The United States has committed up to $100 million toward emergency repairs to the radiation containment structure at the Chornobyl Nuclear Power Plant, after a Russian drone strike tore open the protective shell built over Reactor No. 4. The US State Department announced the pledge on 29 April as part of a G7-led initiative to restore the facility.
The New Safe Confinement arch, a steel structure erected in 2016 to permanently contain the radiation released during the 1986 disaster, was struck by a Russian drone in February 2025.
The European Bank for Reconstruction and Development (EBRD) reported that the attack tore a 15-square-metre hole in the outer shell of the structure and created more than 300 smaller openings throughout its body.
The scale of the damage and what repairs will cost
Total repairs to the confinement structure are estimated at $500 million, according to figures cited by the US State Department.
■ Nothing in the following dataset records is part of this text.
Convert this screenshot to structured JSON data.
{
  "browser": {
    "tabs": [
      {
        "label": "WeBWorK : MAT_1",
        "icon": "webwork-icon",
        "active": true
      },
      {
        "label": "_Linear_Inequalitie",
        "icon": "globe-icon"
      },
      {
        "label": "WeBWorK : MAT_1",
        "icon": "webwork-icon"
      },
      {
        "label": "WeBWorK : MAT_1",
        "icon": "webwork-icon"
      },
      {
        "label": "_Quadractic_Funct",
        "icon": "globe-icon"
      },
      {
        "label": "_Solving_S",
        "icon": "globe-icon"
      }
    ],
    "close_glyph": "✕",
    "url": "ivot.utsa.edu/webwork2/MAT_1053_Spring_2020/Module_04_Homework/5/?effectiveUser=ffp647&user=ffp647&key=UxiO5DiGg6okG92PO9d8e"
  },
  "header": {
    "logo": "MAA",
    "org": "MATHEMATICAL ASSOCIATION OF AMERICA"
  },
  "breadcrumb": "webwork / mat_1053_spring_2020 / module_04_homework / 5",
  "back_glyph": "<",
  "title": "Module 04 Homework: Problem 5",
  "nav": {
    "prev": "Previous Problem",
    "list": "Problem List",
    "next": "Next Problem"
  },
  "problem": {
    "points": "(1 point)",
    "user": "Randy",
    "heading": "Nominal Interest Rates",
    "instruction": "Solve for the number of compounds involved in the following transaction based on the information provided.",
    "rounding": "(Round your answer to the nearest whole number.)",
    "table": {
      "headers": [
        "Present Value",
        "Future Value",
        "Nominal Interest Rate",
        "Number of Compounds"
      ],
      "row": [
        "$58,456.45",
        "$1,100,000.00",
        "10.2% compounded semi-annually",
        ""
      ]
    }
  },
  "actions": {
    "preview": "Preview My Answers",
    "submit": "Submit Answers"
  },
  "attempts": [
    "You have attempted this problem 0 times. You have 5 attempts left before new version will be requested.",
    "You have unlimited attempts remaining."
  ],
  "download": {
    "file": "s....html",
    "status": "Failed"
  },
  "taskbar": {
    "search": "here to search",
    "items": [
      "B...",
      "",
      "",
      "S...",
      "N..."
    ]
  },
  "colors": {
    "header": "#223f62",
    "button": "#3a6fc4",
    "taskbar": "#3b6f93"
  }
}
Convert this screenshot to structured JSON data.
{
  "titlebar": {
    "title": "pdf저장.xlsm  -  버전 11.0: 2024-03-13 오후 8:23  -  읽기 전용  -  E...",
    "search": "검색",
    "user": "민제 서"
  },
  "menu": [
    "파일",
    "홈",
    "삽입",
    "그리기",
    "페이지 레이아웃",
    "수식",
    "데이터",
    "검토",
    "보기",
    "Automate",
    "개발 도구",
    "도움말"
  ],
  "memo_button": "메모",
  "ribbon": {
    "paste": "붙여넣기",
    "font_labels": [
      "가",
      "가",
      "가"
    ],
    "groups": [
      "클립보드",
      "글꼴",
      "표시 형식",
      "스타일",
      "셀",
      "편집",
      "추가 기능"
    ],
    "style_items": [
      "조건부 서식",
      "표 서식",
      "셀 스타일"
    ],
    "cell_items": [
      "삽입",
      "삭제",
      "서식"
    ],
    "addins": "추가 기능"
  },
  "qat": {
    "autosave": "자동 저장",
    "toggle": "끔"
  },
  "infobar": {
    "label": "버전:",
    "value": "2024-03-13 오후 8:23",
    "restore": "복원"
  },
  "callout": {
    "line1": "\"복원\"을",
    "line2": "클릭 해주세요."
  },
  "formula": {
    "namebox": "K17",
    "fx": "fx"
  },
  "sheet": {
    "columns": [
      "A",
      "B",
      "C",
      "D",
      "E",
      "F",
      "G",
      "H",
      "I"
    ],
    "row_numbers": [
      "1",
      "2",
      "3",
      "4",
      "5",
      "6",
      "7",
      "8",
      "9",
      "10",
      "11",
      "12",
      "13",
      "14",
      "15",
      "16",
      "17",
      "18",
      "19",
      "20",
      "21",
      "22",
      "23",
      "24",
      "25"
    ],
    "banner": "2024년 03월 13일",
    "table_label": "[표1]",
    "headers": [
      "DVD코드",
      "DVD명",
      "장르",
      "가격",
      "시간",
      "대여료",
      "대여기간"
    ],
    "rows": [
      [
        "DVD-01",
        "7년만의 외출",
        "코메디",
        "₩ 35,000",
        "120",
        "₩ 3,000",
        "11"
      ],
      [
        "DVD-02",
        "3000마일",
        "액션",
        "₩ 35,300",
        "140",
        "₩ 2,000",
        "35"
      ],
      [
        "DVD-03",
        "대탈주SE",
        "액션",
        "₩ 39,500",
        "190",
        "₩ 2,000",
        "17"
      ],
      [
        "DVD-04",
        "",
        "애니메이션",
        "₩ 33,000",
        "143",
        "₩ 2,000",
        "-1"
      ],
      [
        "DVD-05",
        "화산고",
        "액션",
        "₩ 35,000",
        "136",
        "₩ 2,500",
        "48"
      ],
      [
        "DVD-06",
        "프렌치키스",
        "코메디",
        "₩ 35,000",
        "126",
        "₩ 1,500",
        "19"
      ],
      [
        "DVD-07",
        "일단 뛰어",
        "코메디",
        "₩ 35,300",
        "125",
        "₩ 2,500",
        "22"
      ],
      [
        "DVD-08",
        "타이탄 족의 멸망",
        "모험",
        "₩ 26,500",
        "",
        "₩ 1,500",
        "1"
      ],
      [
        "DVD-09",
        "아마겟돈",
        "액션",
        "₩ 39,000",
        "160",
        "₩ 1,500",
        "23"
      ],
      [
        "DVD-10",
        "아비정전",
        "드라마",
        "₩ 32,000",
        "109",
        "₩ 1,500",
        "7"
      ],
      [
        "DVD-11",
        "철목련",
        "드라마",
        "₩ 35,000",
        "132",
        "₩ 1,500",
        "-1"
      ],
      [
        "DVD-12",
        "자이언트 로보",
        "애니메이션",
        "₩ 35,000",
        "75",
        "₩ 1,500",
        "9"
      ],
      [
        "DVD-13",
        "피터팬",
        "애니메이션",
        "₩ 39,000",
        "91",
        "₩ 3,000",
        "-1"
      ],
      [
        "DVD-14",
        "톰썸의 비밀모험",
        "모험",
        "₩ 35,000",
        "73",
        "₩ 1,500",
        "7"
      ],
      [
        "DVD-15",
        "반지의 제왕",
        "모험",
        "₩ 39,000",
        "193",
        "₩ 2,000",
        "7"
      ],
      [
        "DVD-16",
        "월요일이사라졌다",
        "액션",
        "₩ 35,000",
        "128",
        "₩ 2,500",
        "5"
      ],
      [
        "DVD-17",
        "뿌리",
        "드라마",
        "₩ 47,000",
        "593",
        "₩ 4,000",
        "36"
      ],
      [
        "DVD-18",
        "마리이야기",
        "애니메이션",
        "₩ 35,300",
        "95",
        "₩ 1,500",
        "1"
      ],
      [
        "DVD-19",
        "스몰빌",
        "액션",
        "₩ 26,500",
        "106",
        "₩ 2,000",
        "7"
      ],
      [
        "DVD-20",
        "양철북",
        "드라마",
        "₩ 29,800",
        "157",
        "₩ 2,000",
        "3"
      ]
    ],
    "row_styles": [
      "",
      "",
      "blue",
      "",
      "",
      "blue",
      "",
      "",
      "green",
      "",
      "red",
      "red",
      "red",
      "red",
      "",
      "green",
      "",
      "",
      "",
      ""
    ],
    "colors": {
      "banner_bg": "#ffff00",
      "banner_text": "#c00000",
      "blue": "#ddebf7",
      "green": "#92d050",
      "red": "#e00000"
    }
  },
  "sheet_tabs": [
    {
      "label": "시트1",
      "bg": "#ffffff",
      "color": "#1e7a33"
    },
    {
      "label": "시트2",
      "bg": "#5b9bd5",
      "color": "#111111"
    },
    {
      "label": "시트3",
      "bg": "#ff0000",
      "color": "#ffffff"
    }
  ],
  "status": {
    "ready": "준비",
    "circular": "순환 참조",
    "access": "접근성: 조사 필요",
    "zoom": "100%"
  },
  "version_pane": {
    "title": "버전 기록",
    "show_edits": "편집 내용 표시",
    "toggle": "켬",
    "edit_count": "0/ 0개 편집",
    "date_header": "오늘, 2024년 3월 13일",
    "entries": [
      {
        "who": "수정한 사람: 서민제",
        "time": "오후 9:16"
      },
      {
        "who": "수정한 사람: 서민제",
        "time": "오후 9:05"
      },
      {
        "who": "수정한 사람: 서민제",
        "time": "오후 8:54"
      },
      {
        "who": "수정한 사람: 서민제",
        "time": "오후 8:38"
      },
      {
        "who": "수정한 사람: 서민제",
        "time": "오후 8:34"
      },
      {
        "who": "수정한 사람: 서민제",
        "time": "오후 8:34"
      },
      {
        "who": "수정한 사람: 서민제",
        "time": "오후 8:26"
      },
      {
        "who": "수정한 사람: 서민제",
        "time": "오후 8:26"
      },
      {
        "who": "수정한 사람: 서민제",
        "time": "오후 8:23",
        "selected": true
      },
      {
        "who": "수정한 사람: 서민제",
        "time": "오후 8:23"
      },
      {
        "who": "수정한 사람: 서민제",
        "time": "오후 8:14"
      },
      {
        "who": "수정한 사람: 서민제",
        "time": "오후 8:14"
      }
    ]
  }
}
The American commitment of up to $100 million accounts for approximately 20% of that total. Ukrainian Prime Minister Denys Shmyhal confirmed the US pledge and indicated that negotiations with other G7 member states to secure the remaining funding are continuing.
The EBRD is expected to coordinate the disbursement of funds and oversee the physical repair programme.
The US contribution was announced as part of what Washington described as a coordinated Group of Seven effort to restore nuclear safety systems at the site.
Why the Chornobyl shelter matters
The New Safe Confinement arch was built specifically to prevent further release of radioactive material from Reactor No. 4 into the atmosphere and the surrounding environment.
The reactor remains one of the most contaminated sites on earth, and the confinement structure is the primary barrier standing between that contamination and open air.
The breaches identified by the EBRD have raised serious questions about whether the damaged structure is currently fulfilling that function.
The February 2025 drone strike was part of a broader pattern of Russian military action in the vicinity of Ukrainian nuclear infrastructure. Chornobyl is located in northern Ukraine and was occupied by Russian forces during the early weeks of the full-scale invasion in 2022.
The deliberate targeting of a nuclear containment facility drew immediate international condemnation and accelerated calls for coordinated protective funding.
With the US pledge now formalised, the focus shifts to whether the remaining G7 members will confirm their contributions.
Closing the gap between the American commitment and the full $500 million repair estimate is the next critical step before physical restoration work can begin at scale.